En 1843 publicó Joseph Proudhon su Filosofía de la miseria para que Carlos Marx, iracundo y sarcástico le respondiera cuatro años más tarde con su volumen La miseria de la filosofía. Se trataba, en suma, de que mientras Proudhon, apoyado en los trabajos de Ricardo, no veía otra cosa en los miserables que un destino excrementicio y sin salvación, Marx se empeñaba en distinguir entre ese abono la potencia y la esperanza de la revolución. Los pobres no lo serían para siempre y cada vez más sino que el mismo fermento de su masa daría en un movimiento mefítico que enfermaría al poderoso e invertiría saludablemente el orden social.

No hace falta decir que las condiciones históricas del proletariado antes o del "precariado" hoy han cambiado mucho los supuestos, pero no necesariamente para mal.

El "precariado" se compone cada vez más de clase media y culta. No culta a la manera que agradaría a un conspicuo premio Nobel pero sí informada (aunque sin libros) respecto a todo lo que hay. Bueno, malo y regular.

Este nuevo ciudadano, educado en la cultura de consumo, no es un patán sino un tipo crítico, escéptico, escamado y con muchas ganas de reaccionar. No hay líderes al modo de Marx o Lenin para organizar la revolución pero hay redes que hacen las veces de una levadura creciendo para la cooperación. En metáfora ecológica, no se trataría aquí de que estas gentes fueran parte de una suma de residuos sin otro destino que el vertedero sino componentes de una materia prima lista para el reciclaje en un mundo mejor.

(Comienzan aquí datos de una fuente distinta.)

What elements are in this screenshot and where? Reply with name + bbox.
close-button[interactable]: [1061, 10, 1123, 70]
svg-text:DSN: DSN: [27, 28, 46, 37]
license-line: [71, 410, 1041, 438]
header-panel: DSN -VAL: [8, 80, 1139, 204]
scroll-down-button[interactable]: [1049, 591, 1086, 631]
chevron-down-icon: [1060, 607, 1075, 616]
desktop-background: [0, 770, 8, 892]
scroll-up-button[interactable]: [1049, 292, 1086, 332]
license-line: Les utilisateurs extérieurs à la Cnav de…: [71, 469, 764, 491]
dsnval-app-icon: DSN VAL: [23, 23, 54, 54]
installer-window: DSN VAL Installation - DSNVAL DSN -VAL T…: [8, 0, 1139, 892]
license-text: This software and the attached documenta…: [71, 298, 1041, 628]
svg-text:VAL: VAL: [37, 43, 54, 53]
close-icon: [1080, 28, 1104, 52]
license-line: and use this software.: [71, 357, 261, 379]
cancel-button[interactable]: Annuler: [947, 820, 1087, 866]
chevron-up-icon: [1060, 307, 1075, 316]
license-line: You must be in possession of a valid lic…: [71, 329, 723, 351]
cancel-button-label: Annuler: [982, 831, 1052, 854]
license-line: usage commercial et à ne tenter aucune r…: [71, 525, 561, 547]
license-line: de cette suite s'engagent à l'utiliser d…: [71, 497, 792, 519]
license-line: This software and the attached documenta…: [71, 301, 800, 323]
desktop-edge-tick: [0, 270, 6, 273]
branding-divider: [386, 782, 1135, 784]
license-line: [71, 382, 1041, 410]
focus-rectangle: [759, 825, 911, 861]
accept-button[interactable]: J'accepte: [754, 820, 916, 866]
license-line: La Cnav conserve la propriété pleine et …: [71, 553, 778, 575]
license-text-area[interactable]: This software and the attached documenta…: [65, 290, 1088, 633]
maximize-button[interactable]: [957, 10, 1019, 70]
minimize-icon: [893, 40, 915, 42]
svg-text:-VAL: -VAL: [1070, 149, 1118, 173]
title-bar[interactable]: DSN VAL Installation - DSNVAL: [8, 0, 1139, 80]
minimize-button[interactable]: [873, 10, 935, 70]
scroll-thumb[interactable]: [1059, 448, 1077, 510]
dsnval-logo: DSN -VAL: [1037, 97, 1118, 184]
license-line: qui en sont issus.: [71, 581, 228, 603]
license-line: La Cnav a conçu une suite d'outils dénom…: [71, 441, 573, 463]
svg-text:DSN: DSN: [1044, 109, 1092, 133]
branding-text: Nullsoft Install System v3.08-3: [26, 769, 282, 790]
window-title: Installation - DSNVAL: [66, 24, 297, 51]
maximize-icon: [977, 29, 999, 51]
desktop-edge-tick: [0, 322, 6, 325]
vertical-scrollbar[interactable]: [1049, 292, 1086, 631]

¿Qué mundo? La actual miseria de la filosofía no ha logrado todavía esbozar una alternativa cabal. Los protagonistas del 15-M saben lo que no quieren pero aún les falta saber cómo acceder a lo que a retazos desean.

El Estado se ha hecho de una parte tan invisible y escurridizo que no es se sabe cómo dar con su corazón. Camuflado en la beneficencia hospitalaria a veces o encamado en el mismo lecho del Capital su entidad se deshace como en un caleidoscopio gigante donde se esconde mejor.

La civilización del espectáculo ha sido una película que llevamos viendo repetida desde hace lustros. Lo novedoso es comprobar como el espectáculo es la misma civilización. Los medios siempre han rebuscado en argumentos sensacionalistas y la descomunal miseria con sus injustas desigualdades sería hoy el máximo foco de atención.

En esta coyuntura, La filosofía de la miseria explotaría su deplorable contenido mientras La miseria de la filosofía conllevaría, en paralelo al texto de Marx, una denuncia de la civilización hecha espectáculo.

Porque, en efecto, si la crisis ha adquirido esta magnitud y virulencia asesina, no es solo producto de su naturaleza íntima sino resultado de haber conquistado el principal papel como personaje del espectáculo radiado, grabado o televisado. De la llamada "civilización del espectáculo" estamos de vuelta. La idea hacia el futuro es la función que desempeñan los medios de comunicación para calentar, como en un Barça-Madrid, la transmisión de los avatares de la Gran Crisis y su habilidad para convertirla en un serial que día tras día nos lleva al borde del abismo, al borde de la quiebra y al infierno de una hoguera que, el día menos pensado, puede convertir en cenizas a las piras de moribundos desprovistos de toda asistencia, de las mínimas prestaciones y hasta de una "miserable" fe en el porvenir.